Prabowo menuturkan bahwa praktik curang dengan menjual beras biasa sebagai beras premium demi meraup untung lebih besar merupakan tindakan yang tak bisa ditolerir. Dia menegaskan telah memerintahkan aparat penegak hukum, mulai dari Jaksa Agung hingga kepolisian untuk menindak tegas pelaku tanpa pandang bulu.
“Masih banyak ada permainan-permainan jahat dari beberapa pengusaha-pengusaha yang menipu rakyat. Beras biasa dibilang beras premium, harganya dinaikin seenaknya. Ini pelanggaran. Ini saya telah minta Jaksa Agung dan polisi mengusut dan menindak pengusaha-pengusaha tersebut tanpa pandang bulu,” tegas Prabowo dalam pidatonya di penutupan Kongres Partai Solidaritas Indonesia (PSI), Auditorium UMS, Solo, Jawa Tengah, Minggu (20/7/2025).

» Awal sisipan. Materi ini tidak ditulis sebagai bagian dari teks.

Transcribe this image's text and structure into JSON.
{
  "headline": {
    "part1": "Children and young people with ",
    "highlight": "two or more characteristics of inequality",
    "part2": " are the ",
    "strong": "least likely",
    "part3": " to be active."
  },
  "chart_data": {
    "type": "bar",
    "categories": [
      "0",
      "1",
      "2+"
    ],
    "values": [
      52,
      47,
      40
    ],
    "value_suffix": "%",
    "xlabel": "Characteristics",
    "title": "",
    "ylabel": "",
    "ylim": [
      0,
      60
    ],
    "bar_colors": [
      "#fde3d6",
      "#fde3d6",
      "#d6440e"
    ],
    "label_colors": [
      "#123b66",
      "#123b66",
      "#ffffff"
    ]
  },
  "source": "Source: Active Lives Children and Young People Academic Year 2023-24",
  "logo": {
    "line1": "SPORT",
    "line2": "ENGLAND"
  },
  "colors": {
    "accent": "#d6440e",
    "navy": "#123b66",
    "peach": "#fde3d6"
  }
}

Baca juga: Gajah Jadi Logo Baru PSI, Prabowo: Itu Binatang yang Paling Saya Sayang
Menurut laporan yang diterima Prabowo, kerugian negara akibat permainan kotor tersebut mencapai angka fantastis, yakni Rp100 triliun setiap tahun. Ia bahkan menyebut praktik ini sebagai bentuk “subversi ekonomi” karena dampaknya yang langsung merugikan rakyat kecil.“Saya dapat laporan kerugian yang dialami oleh bangsa Indonesia adalah Rp100 triliun tiap tahun. Ini kejahatan ekonomi yang luar biasa. Menurut saya ini sudah termasuk subversi ekonomi, menikam rakyat,” tuturnya.

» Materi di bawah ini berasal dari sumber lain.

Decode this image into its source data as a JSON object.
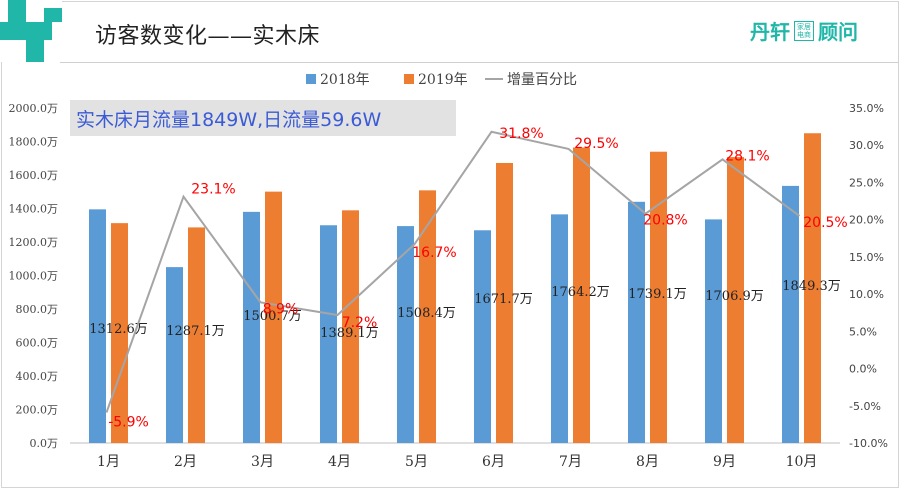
{
  "slide": {
    "title": "访客数变化——实木床",
    "brand_left": "丹轩",
    "brand_box_line1": "家居",
    "brand_box_line2": "电商",
    "brand_right": "顾问"
  },
  "colors": {
    "series_2018": "#5b9bd5",
    "series_2019": "#ed7d31",
    "series_pct": "#a5a5a5",
    "pct_label": "#ff0000",
    "teal": "#20b7a8",
    "callout_bg": "#e2e2e2",
    "callout_text": "#3b5bd6"
  },
  "chart_data": {
    "type": "bar",
    "callout": "实木床月流量1849W,日流量59.6W",
    "categories": [
      "1月",
      "2月",
      "3月",
      "4月",
      "5月",
      "6月",
      "7月",
      "8月",
      "9月",
      "10月"
    ],
    "series": [
      {
        "name": "2018年",
        "type": "bar",
        "axis": "left",
        "values": [
          1395,
          1050,
          1380,
          1300,
          1295,
          1270,
          1365,
          1440,
          1335,
          1535
        ]
      },
      {
        "name": "2019年",
        "type": "bar",
        "axis": "left",
        "values": [
          1312.6,
          1287.1,
          1500.7,
          1389.1,
          1508.4,
          1671.7,
          1764.2,
          1739.1,
          1706.9,
          1849.3
        ]
      },
      {
        "name": "增量百分比",
        "type": "line",
        "axis": "right",
        "values": [
          -5.9,
          23.1,
          8.9,
          7.2,
          16.7,
          31.8,
          29.5,
          20.8,
          28.1,
          20.5
        ]
      }
    ],
    "value_labels_2019": [
      "1312.6万",
      "1287.1万",
      "1500.7万",
      "1389.1万",
      "1508.4万",
      "1671.7万",
      "1764.2万",
      "1739.1万",
      "1706.9万",
      "1849.3万"
    ],
    "pct_labels": [
      "-5.9%",
      "23.1%",
      "8.9%",
      "7.2%",
      "16.7%",
      "31.8%",
      "29.5%",
      "20.8%",
      "28.1%",
      "20.5%"
    ],
    "left_axis": {
      "ylim": [
        0,
        2000
      ],
      "ticks": [
        "0.0万",
        "200.0万",
        "400.0万",
        "600.0万",
        "800.0万",
        "1000.0万",
        "1200.0万",
        "1400.0万",
        "1600.0万",
        "1800.0万",
        "2000.0万"
      ]
    },
    "right_axis": {
      "ylim": [
        -10,
        35
      ],
      "ticks": [
        "-10.0%",
        "-5.0%",
        "0.0%",
        "5.0%",
        "10.0%",
        "15.0%",
        "20.0%",
        "25.0%",
        "30.0%",
        "35.0%"
      ]
    },
    "legend_position": "top-center",
    "grid": false
  }
}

Prabowo menyampaikan optimismenya terhadap ketahanan pangan Indonesia yang saat ini menunjukkan hasil signifikan. Ia membeberkan cadangan beras pemerintah telah mencapai angka tertinggi sepanjang sejarah, yakni 4,2 juta ton.
Tak hanya beras, produksi jagung juga meningkat hingga 30 persen, sedangkan produksi beras naik 48 persen. “Produksi pangan kita belum pernah dalam sejarah kita memiliki cadangan beras di gudang pemerintah lebih dari 4,2 juta ton beras. Jagung juga produksinya naik 30 persen, beras naik 48 persen, dan kita akan terus tegakkan,” ujarnya.
Selain soal pangan, Prabowo juga memaparkan perkembangan program prioritas pemerintah di bidang sosial, yakni program makan bergizi gratis untuk anak-anak dan ibu hamil. Menurutnya, program tersebut mendapat perhatian dari dunia internasional dan telah berjalan efektif.
“Di mana-mana saya didatangi di luar negeri, program-program kita dibahas di luar negeri. Program makan bergizi gratis dibahas di luar negeri. Belum pernah ada program yang sama. Shift kita sekarang bulan Juli ini sudah sampai penerima manfaat 6 juta anak lebih dan ibu-ibu yang hamil. Insyaallah bulan Agustus akhir akan mencapai 20 juta lebih, bahkan sasaran kita siapa tahu bisa mencapai di atas 25 juta pada bulan Agustus,” kata Prabowo.
Mengakhiri pidatonya, Prabowo menyampaikan apresiasi kepada PSI atas dukungan yang diberikan kepada pemerintah dalam memperjuangkan keadilan bagi rakyat. “Terima kasih PSI, dukungan saudara-saudara. Jangan pernah ragu membela kebenaran, membela keadilan, membela rakyat, membela bangsa Indonesia. Terima kasih,” pungkasnya.